Roland Leighton (Worcestershire Regiment), Edward Brittain, Victor Richardson and Geoffrey Thurlow typify the experiences of many in a world turned upside down by the outbreak of the Great War in early August 1914. They were all on the threshold of entry into Oxbridge. Only days later, all thoughts of university cast aside by three of them, they sought instead army commissions to serve as infantry subalterns. Geoffrey Thurlow, would complete a term at Oxford before following the same path.

All four were well-educated scions of prosperous families. Three of them had the casual self-confidence that such a background usually endowed; Thurlow, was curiously tortured by self-doubt. They would all have absorbed the easy assumptions about Britain's place in the pre-war world even before entering their public schools. There these assumptions would have been reinforced by team games, military training and schoolmasterly exhortation. The so-called public school ethos played a major part in inculcating an almost conditioned reflex to any threat to Britain's security and honour.

It was not just in the public schools that their ethos held sway. Novels and comics about public schools and schoolboys were universally popular. A remarkable feature of the days following the declaration of war was the torrent of young men who besieged Army recruiting offices seeking to volunteer. Not all of them were motivated by pure patriotism, although most certainly were. Some, whose background and qualities fitted them to become officers, were so keen to do their bit that they volunteered to serve in the ranks.

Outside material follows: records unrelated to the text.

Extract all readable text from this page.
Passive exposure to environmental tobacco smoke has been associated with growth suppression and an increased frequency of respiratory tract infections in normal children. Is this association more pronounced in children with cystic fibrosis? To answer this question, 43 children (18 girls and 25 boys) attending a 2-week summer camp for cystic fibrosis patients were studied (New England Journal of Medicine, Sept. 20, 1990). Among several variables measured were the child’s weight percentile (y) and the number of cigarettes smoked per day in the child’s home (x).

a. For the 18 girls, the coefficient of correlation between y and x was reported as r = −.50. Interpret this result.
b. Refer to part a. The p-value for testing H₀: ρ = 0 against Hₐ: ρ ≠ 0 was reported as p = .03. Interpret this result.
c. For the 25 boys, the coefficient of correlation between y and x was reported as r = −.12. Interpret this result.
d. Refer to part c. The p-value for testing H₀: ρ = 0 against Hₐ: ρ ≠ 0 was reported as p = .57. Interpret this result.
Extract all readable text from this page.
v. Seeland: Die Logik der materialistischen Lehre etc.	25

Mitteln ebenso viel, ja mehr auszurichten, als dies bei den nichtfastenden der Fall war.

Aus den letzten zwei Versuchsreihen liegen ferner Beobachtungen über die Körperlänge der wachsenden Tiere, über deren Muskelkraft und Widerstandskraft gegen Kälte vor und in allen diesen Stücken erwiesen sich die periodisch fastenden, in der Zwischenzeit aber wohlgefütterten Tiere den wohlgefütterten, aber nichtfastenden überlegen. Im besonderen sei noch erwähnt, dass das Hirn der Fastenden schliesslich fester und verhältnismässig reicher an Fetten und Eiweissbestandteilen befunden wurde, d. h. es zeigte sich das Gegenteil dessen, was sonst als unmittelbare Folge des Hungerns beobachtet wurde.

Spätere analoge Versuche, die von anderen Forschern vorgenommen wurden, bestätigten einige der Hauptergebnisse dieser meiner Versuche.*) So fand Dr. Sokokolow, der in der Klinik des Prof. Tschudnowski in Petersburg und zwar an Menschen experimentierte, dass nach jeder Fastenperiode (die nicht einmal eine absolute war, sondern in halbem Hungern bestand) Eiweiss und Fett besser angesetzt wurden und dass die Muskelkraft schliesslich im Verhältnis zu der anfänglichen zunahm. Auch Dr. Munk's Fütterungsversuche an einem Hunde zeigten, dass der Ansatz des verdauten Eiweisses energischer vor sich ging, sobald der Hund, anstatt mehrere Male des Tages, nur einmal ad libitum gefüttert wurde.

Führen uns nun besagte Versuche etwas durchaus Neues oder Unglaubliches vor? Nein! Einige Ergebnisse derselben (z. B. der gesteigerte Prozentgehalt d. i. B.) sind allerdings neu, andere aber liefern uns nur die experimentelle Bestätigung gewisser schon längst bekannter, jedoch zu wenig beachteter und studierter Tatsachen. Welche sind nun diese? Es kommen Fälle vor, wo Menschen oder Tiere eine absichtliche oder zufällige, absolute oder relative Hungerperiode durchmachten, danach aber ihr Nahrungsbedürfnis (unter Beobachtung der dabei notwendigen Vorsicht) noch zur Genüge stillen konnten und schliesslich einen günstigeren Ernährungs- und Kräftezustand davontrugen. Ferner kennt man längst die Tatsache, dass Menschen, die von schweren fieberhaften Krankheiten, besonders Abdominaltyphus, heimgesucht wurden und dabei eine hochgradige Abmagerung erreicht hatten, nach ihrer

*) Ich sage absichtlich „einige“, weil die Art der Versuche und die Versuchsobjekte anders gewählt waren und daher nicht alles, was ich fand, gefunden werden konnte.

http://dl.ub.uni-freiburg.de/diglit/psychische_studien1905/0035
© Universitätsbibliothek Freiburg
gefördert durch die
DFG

Many of them would end by lending credence to the notion of the 'Lost Generation'. The belief that the enormity of the casualty lists, especially among the well-educated and privileged, amounted to the loss of a generation of future leaders in every field, gained a hold on the popular imagination in the aftermath of the War. Whether this belief can be supported statistically or, was merely impressionistic and largely based on disillusionment with developments between the two world wars will be assessed in the book.